18

15.8K 1.3K 265
                                    

hurts like hell by fleurie

*

"seni sevme şeklimi
bilmelerini istemiyorum"

*
-iki gün sonra-

"Taehyung koşma!"

Arkamdan bağıran Jungkook'u umursamadan dün tanıştığım küçük çocuğu kovalamaya devam ettim. Kendimi hiç olmadığım kadar enerjik hissediyordum. Hem de bugün ilk defa tatlı yememe izin vermişlerdi. Kolumdaki serumu da çıkartmışlardı. Böyle rahat rahat yürümek çok güzeldi.

Önümde koşan minik bedenin omzuna dokunup "Ebe." dedikten sonra arkamı dönüp geldiğim yere koşmaya başladım bu sefer. Jungkook kaşlarını çatmış, korkunç bir şekilde bana bakıyordu ama şuan onu umursamayacaktım.

İki gün önce gece yarısı çıktığım ameliyat başarılı geçmişti. Hatta uyandığımda narkozun etkisiyle kendimi alkışlattığım bir video çekmişlerdi. Seokjin Hyung beni azarlamıştı korkudan az daha çocuğunu düşüreceğini söyleyerek.

Yine de bu iki gün içinde ara sıra yürümüş, kan değerlerim çok düştüğü için sağlıklı şeyler yemiş ve Jungkook'un sözünden çıkmamıştım. Bu sabah annem ve babamı zorla eve göndermiştim. Dinlenmeleri gerekiyordu ama ikisi de beni bırakmak istemiyordu. Jungkook sayesinde ikna etmeyi başarmıştım. Çünkü onun bana iyi baktığını düşünüyorlardı. Öyleydi de.

Kollarımı açarak ona doğru koştum ve beni tutacağının bilincinde bir şekilde kendimi bıraktım. Hızla kol altlarımdan yakaladı beni. Kıkırdayarak yanaklarını tutup alnını öptüm.

Arkamdan koşan çocuk bacağıma vurup "Ebe!" diye bağırdığında ikimizin de dikkati dağıldı. "Oynamıyorum ben." dedim çocuğa dönerek. "Şimdi bana balonlarından birini ver."

"Ben kazandım."

"Pardon? Nasıl sen kazandın ya? En çok ben ebeledim."

Jungkook beni tutarak odama adımlamaya başladığında çırpındım. "Balonumu ver!" Bana bakarak dil çıkarak çocuğa orta parmağımı gösterdiğimde gözlerini kocaman açtı. Hadi ama, anlamını biliyor olamazdı minicik velet. "Anne küfrediyor bu!" dediğinde omuzlarım düştü.

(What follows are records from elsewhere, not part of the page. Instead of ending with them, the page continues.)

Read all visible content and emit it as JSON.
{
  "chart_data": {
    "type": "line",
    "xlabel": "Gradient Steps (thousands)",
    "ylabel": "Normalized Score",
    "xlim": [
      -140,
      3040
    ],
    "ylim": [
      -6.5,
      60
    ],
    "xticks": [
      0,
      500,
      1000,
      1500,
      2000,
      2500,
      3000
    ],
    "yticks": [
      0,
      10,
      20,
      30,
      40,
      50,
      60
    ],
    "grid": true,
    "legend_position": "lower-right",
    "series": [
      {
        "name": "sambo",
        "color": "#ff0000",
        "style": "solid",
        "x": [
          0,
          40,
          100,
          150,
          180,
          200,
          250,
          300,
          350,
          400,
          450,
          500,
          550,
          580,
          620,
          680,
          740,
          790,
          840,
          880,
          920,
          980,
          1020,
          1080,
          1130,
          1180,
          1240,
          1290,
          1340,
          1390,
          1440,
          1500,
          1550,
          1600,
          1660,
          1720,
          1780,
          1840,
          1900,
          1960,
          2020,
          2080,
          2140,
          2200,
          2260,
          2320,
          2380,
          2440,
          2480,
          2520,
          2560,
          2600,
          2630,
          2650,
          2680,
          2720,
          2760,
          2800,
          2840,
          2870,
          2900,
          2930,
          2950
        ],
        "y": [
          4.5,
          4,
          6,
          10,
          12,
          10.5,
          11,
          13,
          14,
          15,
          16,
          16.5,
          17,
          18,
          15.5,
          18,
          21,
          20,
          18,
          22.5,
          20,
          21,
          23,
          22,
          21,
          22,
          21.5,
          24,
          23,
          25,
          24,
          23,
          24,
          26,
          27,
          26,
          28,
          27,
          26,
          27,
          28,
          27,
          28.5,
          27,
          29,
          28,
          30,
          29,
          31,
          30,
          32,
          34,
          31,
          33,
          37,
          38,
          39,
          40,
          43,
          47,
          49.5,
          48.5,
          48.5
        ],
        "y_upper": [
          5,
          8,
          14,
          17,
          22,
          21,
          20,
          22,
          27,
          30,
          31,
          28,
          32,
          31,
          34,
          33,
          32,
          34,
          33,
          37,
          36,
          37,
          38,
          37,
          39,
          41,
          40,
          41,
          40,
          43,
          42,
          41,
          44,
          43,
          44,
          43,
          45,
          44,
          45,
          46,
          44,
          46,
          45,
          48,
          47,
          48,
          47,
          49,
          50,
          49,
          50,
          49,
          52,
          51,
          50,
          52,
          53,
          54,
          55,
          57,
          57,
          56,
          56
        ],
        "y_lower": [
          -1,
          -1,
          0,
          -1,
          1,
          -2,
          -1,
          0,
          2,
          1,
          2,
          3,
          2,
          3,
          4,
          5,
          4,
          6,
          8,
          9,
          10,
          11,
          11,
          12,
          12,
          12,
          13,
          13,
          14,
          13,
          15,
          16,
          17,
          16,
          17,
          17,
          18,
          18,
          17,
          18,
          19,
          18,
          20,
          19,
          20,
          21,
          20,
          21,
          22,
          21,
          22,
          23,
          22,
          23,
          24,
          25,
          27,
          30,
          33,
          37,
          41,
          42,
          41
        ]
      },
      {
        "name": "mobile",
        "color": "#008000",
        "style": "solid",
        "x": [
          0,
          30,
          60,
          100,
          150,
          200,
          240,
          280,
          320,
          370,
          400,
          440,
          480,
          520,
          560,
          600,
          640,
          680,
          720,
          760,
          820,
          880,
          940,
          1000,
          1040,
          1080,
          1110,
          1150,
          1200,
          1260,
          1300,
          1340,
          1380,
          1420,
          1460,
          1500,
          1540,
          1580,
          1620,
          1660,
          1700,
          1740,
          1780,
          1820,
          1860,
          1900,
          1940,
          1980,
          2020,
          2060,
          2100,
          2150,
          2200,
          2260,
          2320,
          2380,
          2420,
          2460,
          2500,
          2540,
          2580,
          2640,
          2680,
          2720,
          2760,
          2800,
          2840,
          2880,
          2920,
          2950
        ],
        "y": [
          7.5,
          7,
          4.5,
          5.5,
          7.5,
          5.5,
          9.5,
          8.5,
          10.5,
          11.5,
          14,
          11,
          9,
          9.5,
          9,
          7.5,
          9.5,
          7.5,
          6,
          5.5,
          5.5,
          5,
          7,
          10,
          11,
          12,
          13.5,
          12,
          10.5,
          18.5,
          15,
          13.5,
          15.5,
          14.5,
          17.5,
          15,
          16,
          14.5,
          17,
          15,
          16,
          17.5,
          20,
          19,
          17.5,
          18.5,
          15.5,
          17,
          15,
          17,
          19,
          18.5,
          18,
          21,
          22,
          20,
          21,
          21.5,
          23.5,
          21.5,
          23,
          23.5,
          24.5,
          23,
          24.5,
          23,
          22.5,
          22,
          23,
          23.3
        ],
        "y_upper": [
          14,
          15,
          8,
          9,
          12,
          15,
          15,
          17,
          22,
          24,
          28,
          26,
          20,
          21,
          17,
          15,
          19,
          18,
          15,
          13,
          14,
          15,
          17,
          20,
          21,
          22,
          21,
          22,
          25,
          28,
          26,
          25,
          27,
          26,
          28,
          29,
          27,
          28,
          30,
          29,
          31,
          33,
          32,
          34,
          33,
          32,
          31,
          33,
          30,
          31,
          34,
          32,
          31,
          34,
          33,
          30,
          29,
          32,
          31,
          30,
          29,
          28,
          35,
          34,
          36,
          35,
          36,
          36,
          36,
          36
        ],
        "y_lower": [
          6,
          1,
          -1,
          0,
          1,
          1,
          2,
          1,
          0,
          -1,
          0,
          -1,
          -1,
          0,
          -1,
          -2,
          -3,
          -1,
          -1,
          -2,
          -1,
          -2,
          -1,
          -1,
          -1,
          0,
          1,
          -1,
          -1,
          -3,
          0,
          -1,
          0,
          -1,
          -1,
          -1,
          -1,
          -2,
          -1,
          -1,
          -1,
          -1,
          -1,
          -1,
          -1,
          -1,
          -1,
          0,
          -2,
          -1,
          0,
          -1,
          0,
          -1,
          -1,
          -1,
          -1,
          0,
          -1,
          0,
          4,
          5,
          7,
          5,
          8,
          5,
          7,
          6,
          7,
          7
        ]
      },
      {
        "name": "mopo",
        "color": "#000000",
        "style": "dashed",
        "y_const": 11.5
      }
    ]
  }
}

"Çocukla niye kavga ediyorsun sen?"

"O balon benim hakkımdı."

"Ben sana alırım."

Heyecanla ellerimi birbirine vurdum ve yanağını öptüm bu sefer. Yakınımda olduğu her saniye ona dokunmadan ya da öpmeden duramayan bir temas bağımlısı haline gelmiştim. Onun suçuydu çünkü çok tatlıydı, dayanamıyordum.

Ben yokken yatağıma yatmış olan Jimin eliyle koltuğu gösterdi. "Oraya otur, kalkamam." Jungkook ayaklarımın yeniden yere değmesini sağladı ve elime biraz dezenfektan sıktı. Çünkü mikrop kapabileceğimi düşünüyordu.

"Bari yanına yatayım." diye mırıldandım alt dudağımı sarkıtarak. Bana gözlerini deviren Jimin biraz yana kaydı ve elindeki telefonu bırakmadan bana baktı. Aynı anda birbirimize dil çıkarttık.

Jungkook elime sıktığı dezenfektanı güzelce yaydığıma emin olduktan sonra bana Jimin'in yanını gösterdi. "Öğle yemeğin gelene kadar dinlen."